Lynch has always worked in a liminal space where dream logic rules. In partnership with Mark Frost he revolutionised TV in the 1990s and he’s doing it again in 2017. He is, first and foremost, a painter; he thinks in images. Like all good surrealists he juxtaposes images and lets the audience draw their own conclusion. So in this this column, let’s not talk about narrative. Let’s just dive into the image.

The gold of the building immediately shows the wealth and grandeur of this person; the jagged teeth motif speaks to his animalistic cunning and untrustworthiness. That sickly green on the floor – and it’s such a telling shade of grey-green, so unlike the sea-green we’ll see later – gives everything an unhealthy tint. Something is rotten in the state of Demark. We are behind the Emperor* and the camera is low. Normally this would emphasise his power: but not here. No, here the frame, the space and the image is all controlled by the Navigator.

Carlo Rambladi is probably best known for his design of the friendly turd with Einstein’s eyes, ET: but don’t forget he also designed the tentacular sex beast of Possession and the mechanism that made Giger’s phallus headed Alien snarl and throb. Here he invests the Guild navigator with pathos; those baby blue eyes and pathetic little flippers, flailing in his cloud of spice? Awwww. But the bloated cranium and distended head suggest an unholy mating of John Merrick and Moby Dick and then the whole thing is topped off with a double lipped mouth that would make a Vervoid blush. The orange of the spice gas contrasts with the green of the floor and is nicely framed by the black of his transport/prison/life support and the black of the Emperor’s SS-ified version of a British Imperial governor.

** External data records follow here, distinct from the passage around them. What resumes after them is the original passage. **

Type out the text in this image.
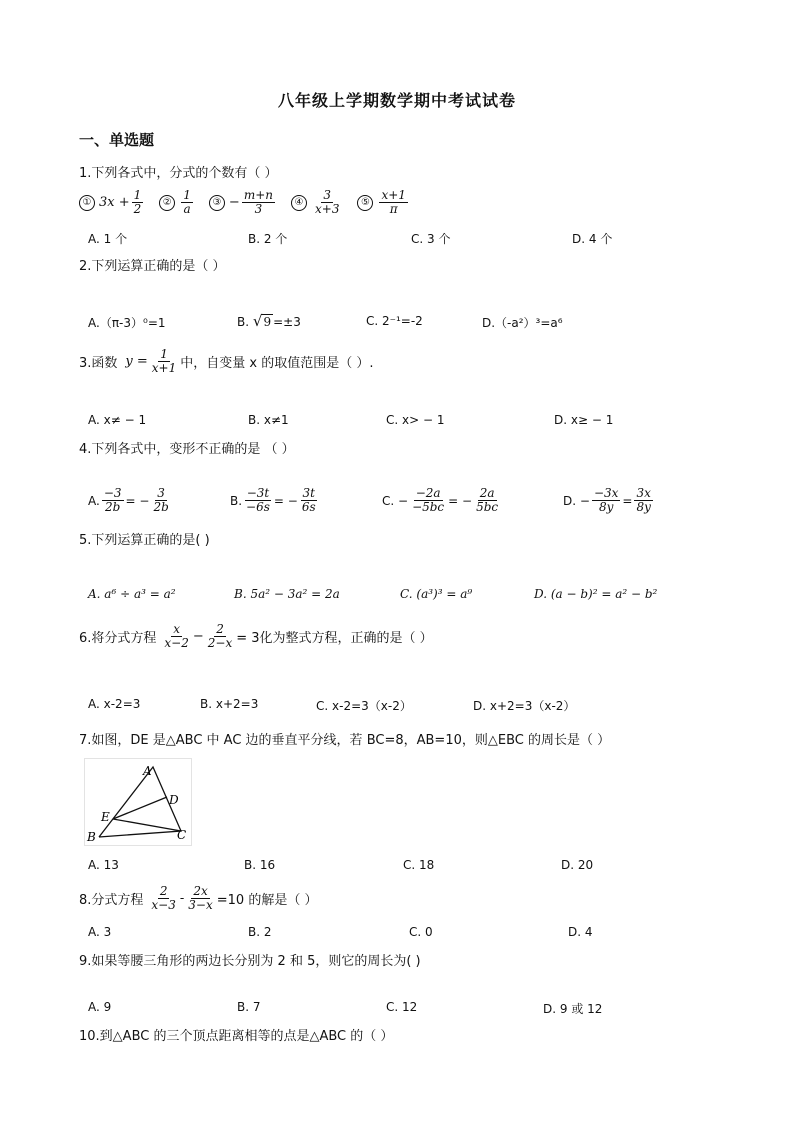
八年级上学期数学期中考试试卷
一、单选题
1.下列各式中，分式的个数有（ ）
① $3x + \frac{1}{2}$	② $\frac{1}{a}$	③ − $\frac{m+n}{3}$	④ $\frac{3}{x+3}$	⑤ $\frac{x+1}{\pi}$
A. 1 个	B. 2 个	C. 3 个	D. 4 个
2.下列运算正确的是（ ）
A.（π-3）⁰=1	B. √9 =±3	C. 2⁻¹=-2	D.（-a²）³=a⁶
3.函数 $y = \frac{1}{x+1}$ 中，自变量 x 的取值范围是（ ）.
A. x≠ − 1	B. x≠1	C. x> − 1	D. x≥ − 1
4.下列各式中，变形不正确的是 （ ）
A. $\frac{-3}{2b}$ = − $\frac{3}{2b}$	B. $\frac{-3t}{-6s}$ = − $\frac{3t}{6s}$	C. − $\frac{-2a}{-5bc}$ = − $\frac{2a}{5bc}$	D. − $\frac{-3x}{8y} = \frac{3x}{8y}$
5.下列运算正确的是( )
A. a⁶ ÷ a³ = a²	B. 5a² − 3a² = 2a	C. (a³)³ = a⁹	D. (a − b)² = a² − b²
6.将分式方程 $\frac{x}{x-2} - \frac{2}{2-x} = 3$化为整式方程，正确的是（ ）
A. x-2=3	B. x+2=3	C. x-2=3（x-2）	D. x+2=3（x-2）
7.如图，DE 是△ABC 中 AC 边的垂直平分线，若 BC=8，AB=10，则△EBC 的周长是（ ）
A
D
E
B	C
A. 13	B. 16	C. 18	D. 20
8.分式方程 $\frac{2}{x-3} - \frac{2x}{3-x} =10$ 的解是（ ）
A. 3	B. 2	C. 0	D. 4
9.如果等腰三角形的两边长分别为 2 和 5，则它的周长为( )
A. 9	B. 7	C. 12	D. 9 或 12
10.到△ABC 的三个顶点距离相等的点是△ABC 的（ ）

You could throw in a word about the other guildsmen here; diseased and mutated, dressed in rubber slicks that would fit in quite well around Ming’s palace in Dino’s other SF Magnus Opus, Flash Gordon (1980), their pallid and crusted skin suggests the very human cost of space travel. The way these black clad mutants face down the Emperor clearly establishes that for all his power, all the gold of his walls, he is not a sole agent. He is bound to these creatures at they are to him.

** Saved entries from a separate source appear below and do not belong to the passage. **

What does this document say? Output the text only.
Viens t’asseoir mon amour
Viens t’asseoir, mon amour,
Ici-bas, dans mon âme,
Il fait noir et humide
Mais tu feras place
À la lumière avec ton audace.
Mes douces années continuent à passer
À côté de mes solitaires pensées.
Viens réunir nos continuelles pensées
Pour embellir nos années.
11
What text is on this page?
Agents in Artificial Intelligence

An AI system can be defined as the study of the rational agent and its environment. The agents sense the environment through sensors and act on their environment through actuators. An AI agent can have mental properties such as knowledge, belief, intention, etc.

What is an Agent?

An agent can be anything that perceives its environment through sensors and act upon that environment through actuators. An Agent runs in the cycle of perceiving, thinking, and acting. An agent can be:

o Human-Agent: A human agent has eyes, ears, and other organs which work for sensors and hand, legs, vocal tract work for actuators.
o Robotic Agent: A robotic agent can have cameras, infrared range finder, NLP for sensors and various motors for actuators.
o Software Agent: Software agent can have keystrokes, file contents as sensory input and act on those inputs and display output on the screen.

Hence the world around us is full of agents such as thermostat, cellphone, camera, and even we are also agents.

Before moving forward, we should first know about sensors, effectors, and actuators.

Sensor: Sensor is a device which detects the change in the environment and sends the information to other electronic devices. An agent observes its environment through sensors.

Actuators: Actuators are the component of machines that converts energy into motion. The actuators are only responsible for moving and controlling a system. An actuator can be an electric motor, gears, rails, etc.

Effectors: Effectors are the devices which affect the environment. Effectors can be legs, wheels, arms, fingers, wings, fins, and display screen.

From a pure filmmaking point of view, the amount of design effort that goes into this film is breath-taking. The investment of time and money in this one shot alone – remember, this tank and the full-size navigator never appears again after this – is staggering. Again and again as the film unfolds before our eyes, relationships and allegiances are established through colour and texture: not with the brutal simplicity of Star Wars with the monochrome empire versus the earth-tones rebels, but with shades and materials. Here the matt black of the Emperor trimmed with the gold that reflects his throne room is contrasted with the slick, glossy wetness of the guild. There’s a very visceral, tactile sense to this film; the grittiness of the sand, the oiliness of the Harkonnen. And alongside this there’s the same use of single images to try and advance the story and our understanding: whether it be the repeated ripples of Paul’s dream, Baron Harkonnen washing the blood of his victim off his diseased face with oil or the orange palette of the desert battling with the greens and blues of civilisation before the balancing at the end: Lynch’s dream logic pulls us further and deeper with every shot.

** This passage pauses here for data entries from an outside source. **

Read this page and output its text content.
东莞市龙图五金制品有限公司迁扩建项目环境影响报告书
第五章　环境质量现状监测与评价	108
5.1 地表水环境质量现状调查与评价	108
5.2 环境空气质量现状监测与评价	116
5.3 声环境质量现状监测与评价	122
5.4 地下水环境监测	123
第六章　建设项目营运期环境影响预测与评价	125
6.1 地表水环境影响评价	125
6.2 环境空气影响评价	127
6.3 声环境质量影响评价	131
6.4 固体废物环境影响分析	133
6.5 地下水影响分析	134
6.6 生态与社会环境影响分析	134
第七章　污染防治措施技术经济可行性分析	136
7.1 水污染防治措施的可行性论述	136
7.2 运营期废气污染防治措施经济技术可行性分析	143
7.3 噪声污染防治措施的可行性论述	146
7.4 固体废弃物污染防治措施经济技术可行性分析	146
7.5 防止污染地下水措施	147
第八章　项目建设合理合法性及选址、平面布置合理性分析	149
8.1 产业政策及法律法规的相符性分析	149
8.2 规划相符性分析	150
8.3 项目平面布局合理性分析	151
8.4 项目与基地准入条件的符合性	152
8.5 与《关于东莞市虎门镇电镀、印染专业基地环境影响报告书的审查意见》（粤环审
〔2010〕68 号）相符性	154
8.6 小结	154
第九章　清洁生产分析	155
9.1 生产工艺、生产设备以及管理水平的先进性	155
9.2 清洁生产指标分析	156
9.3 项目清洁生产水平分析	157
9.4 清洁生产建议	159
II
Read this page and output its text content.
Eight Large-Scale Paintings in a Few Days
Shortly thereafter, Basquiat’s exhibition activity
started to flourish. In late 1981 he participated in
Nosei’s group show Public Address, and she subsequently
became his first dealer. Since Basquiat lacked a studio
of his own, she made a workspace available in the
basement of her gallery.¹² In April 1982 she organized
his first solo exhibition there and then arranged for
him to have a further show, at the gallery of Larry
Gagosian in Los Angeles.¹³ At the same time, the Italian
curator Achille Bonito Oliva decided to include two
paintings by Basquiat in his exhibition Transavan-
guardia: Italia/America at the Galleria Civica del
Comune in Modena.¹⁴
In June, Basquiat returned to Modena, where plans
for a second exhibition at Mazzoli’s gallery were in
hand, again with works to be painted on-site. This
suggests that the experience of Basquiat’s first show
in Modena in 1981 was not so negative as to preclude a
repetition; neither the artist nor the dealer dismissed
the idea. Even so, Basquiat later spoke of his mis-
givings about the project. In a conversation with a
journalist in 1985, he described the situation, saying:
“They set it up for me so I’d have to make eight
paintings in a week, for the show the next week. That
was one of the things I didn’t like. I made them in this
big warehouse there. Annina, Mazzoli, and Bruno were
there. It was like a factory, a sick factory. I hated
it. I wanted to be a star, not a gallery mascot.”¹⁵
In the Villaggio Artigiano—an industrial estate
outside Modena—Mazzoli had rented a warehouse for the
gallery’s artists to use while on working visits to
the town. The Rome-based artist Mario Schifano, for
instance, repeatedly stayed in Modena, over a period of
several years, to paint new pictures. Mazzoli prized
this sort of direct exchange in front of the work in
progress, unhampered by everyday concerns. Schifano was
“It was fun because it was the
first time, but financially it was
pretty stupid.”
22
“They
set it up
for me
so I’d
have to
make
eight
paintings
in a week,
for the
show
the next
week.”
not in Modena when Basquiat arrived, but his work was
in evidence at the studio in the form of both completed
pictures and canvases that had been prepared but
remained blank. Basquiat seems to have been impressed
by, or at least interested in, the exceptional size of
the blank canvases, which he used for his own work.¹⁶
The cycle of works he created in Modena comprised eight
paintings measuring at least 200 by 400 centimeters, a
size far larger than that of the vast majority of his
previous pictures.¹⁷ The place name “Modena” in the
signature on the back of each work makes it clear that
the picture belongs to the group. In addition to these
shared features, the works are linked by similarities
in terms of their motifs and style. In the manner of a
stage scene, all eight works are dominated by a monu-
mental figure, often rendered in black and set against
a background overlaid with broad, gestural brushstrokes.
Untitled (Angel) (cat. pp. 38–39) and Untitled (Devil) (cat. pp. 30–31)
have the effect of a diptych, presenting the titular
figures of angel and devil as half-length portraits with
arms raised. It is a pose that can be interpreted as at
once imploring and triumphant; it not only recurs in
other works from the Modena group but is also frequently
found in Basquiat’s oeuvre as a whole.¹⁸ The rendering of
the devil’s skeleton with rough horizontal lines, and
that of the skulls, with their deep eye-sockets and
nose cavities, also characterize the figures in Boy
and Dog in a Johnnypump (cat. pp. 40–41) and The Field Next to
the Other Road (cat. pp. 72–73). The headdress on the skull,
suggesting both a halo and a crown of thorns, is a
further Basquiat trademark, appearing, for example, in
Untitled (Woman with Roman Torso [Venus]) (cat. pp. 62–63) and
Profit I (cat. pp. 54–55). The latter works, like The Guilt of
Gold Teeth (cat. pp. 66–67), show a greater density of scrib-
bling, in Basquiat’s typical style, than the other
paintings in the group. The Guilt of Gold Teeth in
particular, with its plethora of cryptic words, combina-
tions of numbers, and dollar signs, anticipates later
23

Does Dune make narrative sense? Is it coherent? No. But it is an entirely realised world and it does make sense within the bounds of that world. And every step of the way there will be single images that will stay with you for a long, long time; afterimages burned into the retina of your mind’s eye.

And that’s a win, isn’t it?

 

* the magnificent Jose Ferrer who later on earns his place in the Pulp Hall of Fame with his gonzo delivery of the line: “This is genocide – the deliberate and systematic destruction of all life on Arrakis!” This film is ripe with glorious, operatic performances.